Hialeah Mayor Esteban “Steve” Bovo Jr. thinks the city’s opposition to recreational marijuana is “simple”: They and most other Floridians were worried about how it would affect their lives.
“Whether you’re Hispanic, whether you’re Black, whether you’re white, there’s one common thing amongst all of us: you want quality of life. You want your kids out of harm’s way,” he said. “I don’t know how legalizing marijuana, somehow or another, provides a better situation for families.”
If it had passed, Amendment 3 would have legalized recreational marijuana use for individuals 21 or older. The campaign for Amendment 3, led by Smart & Safe Florida, was backed by over $140 million in donations from Trulieve, the largest medical marijuana company in the state.
On the other hand, DeSantis’ administration used millions of taxpayer dollars to run advertising campaigns against the amendment, and aligned with the hemp industry to defeat the measure. In ads, websites, and press conferences, the administration argued that it would alter quality of life, solely benefit corporations, and make Florida “more liberal.”
Part of the debate between the two sides fixated on the text of the amendment — how much control it gave corporations, how it would be regulated and what would be its impact.
In West Miami, where only 45% of voters supported Amendment 3, Mayor Eric Diaz-Padron said he thinks flaws in the text made for a compelling reason to vote against it. He believes that opposition would have been higher if DeSantis’ administration had spent more and “more people had known what was in the actual text.”

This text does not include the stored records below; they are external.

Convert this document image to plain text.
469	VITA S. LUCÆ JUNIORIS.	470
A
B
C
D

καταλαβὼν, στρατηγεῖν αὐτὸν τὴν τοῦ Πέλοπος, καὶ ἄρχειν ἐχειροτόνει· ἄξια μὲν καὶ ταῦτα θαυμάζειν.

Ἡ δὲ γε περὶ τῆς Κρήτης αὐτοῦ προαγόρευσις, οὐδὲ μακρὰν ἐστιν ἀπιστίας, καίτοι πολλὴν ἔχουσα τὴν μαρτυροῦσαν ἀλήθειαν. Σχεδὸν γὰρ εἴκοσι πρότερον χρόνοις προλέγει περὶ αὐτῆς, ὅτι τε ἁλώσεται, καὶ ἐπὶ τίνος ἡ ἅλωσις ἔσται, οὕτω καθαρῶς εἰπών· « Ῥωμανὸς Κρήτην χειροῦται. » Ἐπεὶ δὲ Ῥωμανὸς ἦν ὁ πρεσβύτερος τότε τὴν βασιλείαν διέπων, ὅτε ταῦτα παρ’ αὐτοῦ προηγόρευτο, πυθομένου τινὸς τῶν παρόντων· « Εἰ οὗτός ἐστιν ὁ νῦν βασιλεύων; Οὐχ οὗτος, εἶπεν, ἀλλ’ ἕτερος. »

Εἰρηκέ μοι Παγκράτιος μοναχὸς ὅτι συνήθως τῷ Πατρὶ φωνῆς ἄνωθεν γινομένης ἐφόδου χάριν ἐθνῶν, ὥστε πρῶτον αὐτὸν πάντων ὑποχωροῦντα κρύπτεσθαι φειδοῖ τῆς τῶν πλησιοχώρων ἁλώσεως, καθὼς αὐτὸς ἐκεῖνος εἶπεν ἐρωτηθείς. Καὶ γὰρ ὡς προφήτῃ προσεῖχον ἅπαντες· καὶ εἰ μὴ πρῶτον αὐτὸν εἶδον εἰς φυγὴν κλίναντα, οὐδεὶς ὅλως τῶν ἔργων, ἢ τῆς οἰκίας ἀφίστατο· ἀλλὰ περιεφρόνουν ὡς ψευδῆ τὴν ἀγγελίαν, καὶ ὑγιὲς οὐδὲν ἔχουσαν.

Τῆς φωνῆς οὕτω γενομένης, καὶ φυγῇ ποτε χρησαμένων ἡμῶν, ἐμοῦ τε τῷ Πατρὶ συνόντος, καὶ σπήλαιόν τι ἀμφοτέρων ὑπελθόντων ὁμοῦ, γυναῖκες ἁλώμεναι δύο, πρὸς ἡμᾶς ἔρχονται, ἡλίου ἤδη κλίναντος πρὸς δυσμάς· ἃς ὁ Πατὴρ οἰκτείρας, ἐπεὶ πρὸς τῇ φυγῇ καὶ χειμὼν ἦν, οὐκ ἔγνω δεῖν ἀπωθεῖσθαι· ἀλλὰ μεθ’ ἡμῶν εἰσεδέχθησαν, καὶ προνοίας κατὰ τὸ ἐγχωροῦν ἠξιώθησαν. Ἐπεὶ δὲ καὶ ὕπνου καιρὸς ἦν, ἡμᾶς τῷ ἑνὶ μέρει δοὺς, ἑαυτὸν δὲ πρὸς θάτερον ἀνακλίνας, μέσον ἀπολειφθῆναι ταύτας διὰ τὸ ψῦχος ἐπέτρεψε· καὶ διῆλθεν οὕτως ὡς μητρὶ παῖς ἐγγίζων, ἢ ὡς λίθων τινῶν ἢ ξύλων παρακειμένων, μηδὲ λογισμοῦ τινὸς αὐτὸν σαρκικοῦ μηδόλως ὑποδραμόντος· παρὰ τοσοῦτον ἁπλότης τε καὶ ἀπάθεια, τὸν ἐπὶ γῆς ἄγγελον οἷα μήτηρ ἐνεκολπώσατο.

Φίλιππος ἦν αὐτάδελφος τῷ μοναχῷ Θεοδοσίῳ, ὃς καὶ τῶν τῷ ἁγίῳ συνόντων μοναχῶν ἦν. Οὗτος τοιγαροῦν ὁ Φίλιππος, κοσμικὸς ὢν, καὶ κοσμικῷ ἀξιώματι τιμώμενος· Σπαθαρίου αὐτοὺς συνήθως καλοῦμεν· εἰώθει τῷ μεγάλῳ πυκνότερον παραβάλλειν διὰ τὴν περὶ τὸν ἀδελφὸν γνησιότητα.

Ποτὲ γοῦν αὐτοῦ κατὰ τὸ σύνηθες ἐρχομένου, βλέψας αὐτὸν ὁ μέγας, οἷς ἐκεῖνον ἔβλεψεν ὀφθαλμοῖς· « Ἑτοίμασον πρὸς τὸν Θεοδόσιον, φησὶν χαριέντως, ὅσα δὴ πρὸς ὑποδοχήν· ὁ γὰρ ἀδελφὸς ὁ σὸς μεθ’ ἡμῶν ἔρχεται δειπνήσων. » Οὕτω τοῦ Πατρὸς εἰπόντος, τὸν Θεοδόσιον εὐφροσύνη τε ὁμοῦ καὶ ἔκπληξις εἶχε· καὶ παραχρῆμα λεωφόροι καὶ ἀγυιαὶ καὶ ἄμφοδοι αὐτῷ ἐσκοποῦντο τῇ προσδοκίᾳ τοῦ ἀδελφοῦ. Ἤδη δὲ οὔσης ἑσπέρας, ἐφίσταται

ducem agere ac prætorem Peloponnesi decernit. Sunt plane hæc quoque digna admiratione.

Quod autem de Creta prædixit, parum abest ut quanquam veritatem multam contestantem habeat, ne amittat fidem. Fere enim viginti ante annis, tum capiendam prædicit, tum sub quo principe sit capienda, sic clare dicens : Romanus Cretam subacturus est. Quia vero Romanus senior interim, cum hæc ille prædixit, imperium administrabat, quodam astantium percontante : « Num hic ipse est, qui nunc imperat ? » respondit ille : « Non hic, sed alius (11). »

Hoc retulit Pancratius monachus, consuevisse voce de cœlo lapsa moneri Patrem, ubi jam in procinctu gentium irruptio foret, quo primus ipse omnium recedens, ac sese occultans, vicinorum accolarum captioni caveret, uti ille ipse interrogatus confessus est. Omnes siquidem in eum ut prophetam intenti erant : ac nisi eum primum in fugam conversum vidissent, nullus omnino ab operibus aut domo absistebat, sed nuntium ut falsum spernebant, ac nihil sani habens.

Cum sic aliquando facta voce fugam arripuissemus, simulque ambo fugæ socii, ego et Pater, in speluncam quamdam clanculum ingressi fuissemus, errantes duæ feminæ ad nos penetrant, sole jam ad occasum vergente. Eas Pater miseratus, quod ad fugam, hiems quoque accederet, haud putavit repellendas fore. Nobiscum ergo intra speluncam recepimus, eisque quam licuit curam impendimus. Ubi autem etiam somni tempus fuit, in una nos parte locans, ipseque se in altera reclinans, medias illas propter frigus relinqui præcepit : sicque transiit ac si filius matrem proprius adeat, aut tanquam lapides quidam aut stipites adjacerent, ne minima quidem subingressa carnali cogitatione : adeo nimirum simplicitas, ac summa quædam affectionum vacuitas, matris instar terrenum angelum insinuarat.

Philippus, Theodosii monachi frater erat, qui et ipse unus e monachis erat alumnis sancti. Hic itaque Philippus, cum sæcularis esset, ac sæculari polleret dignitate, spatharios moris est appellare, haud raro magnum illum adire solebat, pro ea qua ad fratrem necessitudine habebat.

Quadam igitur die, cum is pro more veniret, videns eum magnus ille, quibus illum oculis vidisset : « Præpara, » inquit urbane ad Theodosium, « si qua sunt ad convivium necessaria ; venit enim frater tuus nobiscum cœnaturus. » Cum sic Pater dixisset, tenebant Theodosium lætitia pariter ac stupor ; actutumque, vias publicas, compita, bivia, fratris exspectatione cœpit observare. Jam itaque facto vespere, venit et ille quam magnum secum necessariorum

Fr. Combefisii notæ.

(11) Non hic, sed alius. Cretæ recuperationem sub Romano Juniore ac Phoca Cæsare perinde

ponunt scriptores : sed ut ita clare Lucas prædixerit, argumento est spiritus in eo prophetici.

“I think some people took their cue from the governor and lieutenant governor on this, which was the liability protection, just how far the amendment went that I think people were worried about,” he said, referring to a line in the amendment that says use of marijuana won’t be subject to “criminal or civil liability or sanctions.”

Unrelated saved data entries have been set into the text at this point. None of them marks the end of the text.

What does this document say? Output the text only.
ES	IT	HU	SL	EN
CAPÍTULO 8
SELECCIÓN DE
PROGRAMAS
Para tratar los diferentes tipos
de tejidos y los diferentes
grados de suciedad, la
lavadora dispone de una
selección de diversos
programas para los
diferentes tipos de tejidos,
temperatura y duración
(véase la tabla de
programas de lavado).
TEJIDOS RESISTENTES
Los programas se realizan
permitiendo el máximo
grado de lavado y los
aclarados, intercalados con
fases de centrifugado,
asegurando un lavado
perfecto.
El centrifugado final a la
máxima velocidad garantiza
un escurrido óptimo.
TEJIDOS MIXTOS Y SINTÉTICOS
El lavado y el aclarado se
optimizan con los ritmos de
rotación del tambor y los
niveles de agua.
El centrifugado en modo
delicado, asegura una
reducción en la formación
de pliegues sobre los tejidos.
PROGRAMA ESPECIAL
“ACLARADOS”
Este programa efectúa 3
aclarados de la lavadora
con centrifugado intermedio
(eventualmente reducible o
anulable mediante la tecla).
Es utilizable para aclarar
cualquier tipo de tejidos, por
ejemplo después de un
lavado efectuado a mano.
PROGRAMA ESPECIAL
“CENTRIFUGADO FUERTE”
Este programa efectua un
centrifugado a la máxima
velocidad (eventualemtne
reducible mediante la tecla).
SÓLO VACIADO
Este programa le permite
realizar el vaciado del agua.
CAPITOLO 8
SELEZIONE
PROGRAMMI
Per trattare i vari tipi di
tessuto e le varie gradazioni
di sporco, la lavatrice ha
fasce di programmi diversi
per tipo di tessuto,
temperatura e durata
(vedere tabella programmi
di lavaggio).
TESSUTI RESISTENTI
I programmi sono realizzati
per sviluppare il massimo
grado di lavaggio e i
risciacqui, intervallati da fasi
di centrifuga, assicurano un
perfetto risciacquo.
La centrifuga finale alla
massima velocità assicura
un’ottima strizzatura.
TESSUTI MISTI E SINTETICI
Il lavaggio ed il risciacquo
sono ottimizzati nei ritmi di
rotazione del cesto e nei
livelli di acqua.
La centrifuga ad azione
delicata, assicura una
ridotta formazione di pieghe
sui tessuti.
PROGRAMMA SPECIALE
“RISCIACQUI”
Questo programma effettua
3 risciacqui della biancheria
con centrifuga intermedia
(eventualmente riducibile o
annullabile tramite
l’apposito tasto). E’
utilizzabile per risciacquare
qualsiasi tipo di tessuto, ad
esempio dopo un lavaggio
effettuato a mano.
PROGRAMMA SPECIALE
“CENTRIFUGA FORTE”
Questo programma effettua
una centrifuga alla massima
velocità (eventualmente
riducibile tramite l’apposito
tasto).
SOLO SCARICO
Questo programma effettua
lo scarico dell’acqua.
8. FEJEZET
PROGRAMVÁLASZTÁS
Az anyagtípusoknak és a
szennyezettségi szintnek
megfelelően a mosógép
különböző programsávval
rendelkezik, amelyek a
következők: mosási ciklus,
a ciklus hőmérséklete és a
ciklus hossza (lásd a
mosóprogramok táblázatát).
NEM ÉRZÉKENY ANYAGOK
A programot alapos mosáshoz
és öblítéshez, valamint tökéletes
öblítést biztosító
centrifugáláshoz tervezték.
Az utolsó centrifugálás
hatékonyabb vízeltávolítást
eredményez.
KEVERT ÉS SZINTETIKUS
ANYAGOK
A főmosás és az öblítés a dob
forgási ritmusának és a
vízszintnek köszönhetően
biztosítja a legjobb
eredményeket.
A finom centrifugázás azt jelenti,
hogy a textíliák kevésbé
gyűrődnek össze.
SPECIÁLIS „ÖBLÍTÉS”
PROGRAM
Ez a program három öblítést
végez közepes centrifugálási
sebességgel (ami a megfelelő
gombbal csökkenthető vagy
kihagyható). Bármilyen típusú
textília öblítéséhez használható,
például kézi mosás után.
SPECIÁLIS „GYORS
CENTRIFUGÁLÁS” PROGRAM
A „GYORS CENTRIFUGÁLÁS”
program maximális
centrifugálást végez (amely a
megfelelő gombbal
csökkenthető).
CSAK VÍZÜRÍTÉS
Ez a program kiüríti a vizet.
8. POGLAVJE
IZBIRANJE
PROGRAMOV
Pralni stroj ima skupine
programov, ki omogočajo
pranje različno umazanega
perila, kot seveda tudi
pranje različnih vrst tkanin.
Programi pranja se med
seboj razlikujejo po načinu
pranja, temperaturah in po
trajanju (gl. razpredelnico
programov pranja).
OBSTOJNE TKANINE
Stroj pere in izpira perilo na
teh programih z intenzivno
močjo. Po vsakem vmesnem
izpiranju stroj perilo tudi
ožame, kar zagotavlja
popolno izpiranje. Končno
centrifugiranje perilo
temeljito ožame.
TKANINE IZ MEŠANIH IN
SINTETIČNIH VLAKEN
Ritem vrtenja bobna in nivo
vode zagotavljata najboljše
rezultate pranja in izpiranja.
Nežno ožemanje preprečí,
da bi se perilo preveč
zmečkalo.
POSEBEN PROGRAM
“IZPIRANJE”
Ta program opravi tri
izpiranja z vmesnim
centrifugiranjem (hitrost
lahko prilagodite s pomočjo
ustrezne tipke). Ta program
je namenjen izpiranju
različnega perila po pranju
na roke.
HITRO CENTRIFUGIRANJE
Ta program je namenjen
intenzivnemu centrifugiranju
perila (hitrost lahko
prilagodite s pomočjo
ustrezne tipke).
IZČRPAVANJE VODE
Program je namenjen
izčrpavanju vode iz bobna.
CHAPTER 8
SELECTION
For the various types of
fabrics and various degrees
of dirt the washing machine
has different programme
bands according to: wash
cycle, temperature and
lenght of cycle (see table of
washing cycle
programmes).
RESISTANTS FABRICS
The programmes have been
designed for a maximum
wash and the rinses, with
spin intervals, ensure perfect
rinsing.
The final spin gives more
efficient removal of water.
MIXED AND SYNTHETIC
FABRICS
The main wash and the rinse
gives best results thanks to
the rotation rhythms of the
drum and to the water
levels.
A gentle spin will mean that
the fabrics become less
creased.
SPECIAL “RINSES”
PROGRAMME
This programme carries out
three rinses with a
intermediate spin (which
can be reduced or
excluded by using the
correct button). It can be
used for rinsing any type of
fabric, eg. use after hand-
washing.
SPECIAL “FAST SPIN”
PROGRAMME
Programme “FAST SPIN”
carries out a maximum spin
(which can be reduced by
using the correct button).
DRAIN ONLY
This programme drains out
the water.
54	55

Sentiments toward marijuana in Miami-Dade County have softened in recent years, with county commissioners giving police the ability to write citations instead of making arrests for small-time possession. Nearly five years ago, State Attorney Katherine Fernandez Rundle said her prosecutors would stop pursuing low-level possession cases altogether after the state legalized the use of hemp, which looks and smells like marijuana.
Even so, Amendment 3 performed worse at the ballot box than the movement to expand access to abortion. Though it also failed, that proposal, Amendment 4, was more popular, gaining 58% of votes in the county. In neighboring Broward County, where Vice President Kamala Harris was favored, and Palm Beach County, where the two presidential candidates just about tied, recreational marijuana support was about 60% but there was a similar gap between support for the two amendments.

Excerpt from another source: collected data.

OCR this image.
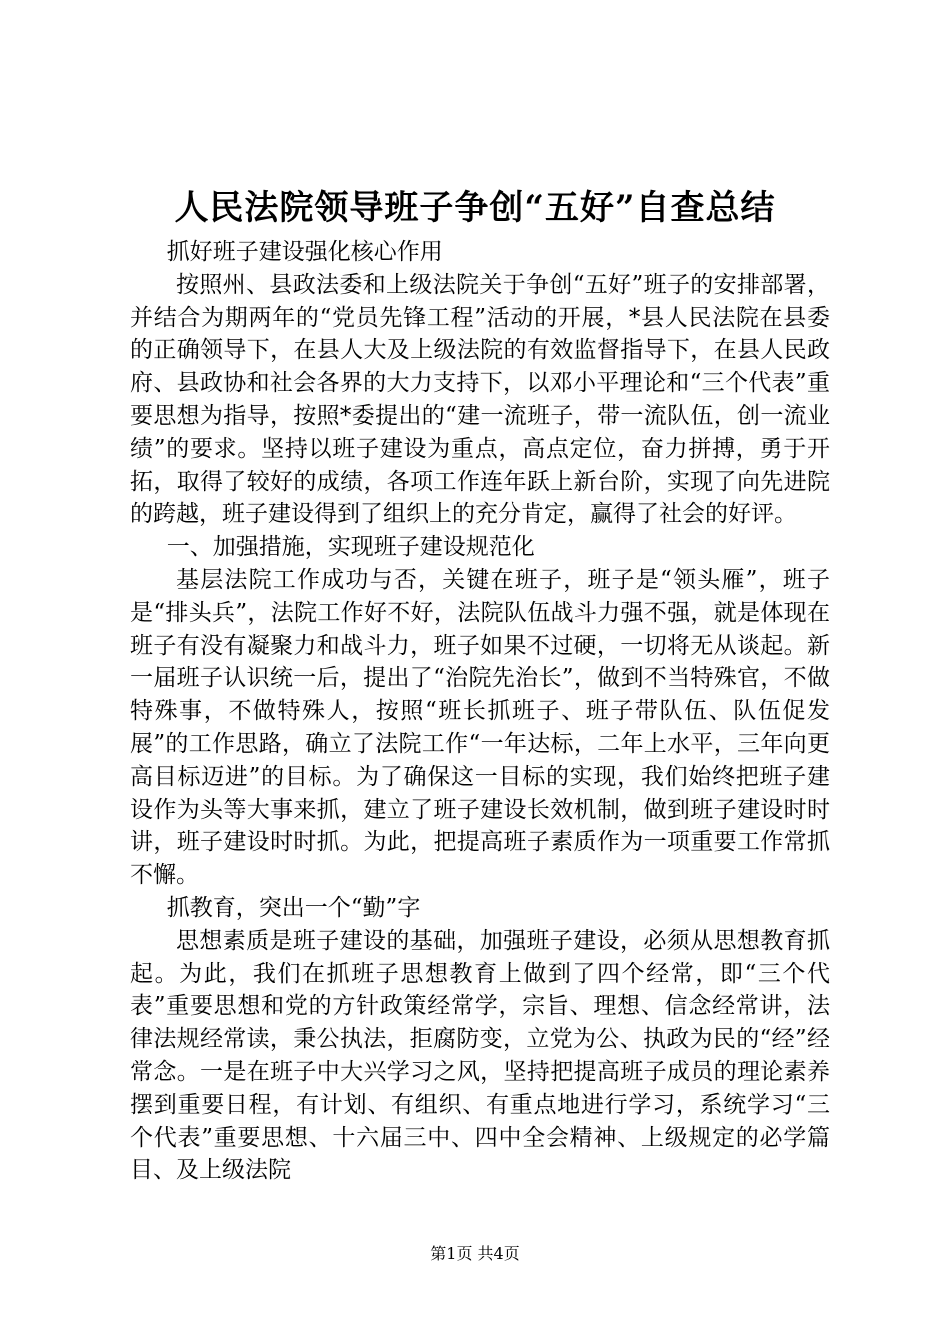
人民法院领导班子争创“五好”自查总结

抓好班子建设强化核心作用

按照州、县政法委和上级法院关于争创“五好”班子的安排部署，并结合为期两年的“党员先锋工程”活动的开展，*县人民法院在县委的正确领导下，在县人大及上级法院的有效监督指导下，在县人民政府、县政协和社会各界的大力支持下，以邓小平理论和“三个代表”重要思想为指导，按照*委提出的“建一流班子，带一流队伍，创一流业绩”的要求。坚持以班子建设为重点，高点定位，奋力拼搏，勇于开拓，取得了较好的成绩，各项工作连年跃上新台阶，实现了向先进院的跨越，班子建设得到了组织上的充分肯定，赢得了社会的好评。

一、加强措施，实现班子建设规范化

基层法院工作成功与否，关键在班子，班子是“领头雁”，班子是“排头兵”，法院工作好不好，法院队伍战斗力强不强，就是体现在班子有没有凝聚力和战斗力，班子如果不过硬，一切将无从谈起。新一届班子认识统一后，提出了“治院先治长”，做到不当特殊官，不做特殊事，不做特殊人，按照“班长抓班子、班子带队伍、队伍促发展”的工作思路，确立了法院工作“一年达标，二年上水平，三年向更高目标迈进”的目标。为了确保这一目标的实现，我们始终把班子建设作为头等大事来抓，建立了班子建设长效机制，做到班子建设时时讲，班子建设时时抓。为此，把提高班子素质作为一项重要工作常抓不懈。

抓教育，突出一个“勤”字

思想素质是班子建设的基础，加强班子建设，必须从思想教育抓起。为此，我们在抓班子思想教育上做到了四个经常，即“三个代表”重要思想和党的方针政策经常学，宗旨、理想、信念经常讲，法律法规经常读，秉公执法，拒腐防变，立党为公、执政为民的“经”经常念。一是在班子中大兴学习之风，坚持把提高班子成员的理论素养摆到重要日程，有计划、有组织、有重点地进行学习，系统学习“三个代表”重要思想、十六届三中、四中全会精神、上级规定的必学篇目、及上级法院

第1页 共4页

Nikki Fried, chairwoman of the Democratic Party in Florida and a former marijuana lobbyist, said the messaging against Amendment 3 was bolstered by an overall lack of motivation.
“People are just not motivated to turn out for that issue,” she said.
Miami-based consultant Ben Pollara, who ran the 2016 medical marijuana campaign in Florida, said he came up against an “instinctual cultural conservatism” in Miami in 2016 — but that he thinks state campaigns against Amendment 3 had a large impact.
He said the first medical marijuana campaign he ran in 2014 — a losing effort — came up against a similar argument from officials about the text: that “medical marijuana is great” but not this bill. A “version of that messaging,” he said, that “this is for the corporations,” affected this amendment.
“Marijuana is an issue that the country and the state has evolved on substantially over the last 10 years,” he said. “But the support that has grown for legalization is still, I think, relatively soft and subject to nuance.”
Miami Herald staff writer Douglas Hanks and McClatchy investigative reporter Shirsho Dasgupta contributed to this report.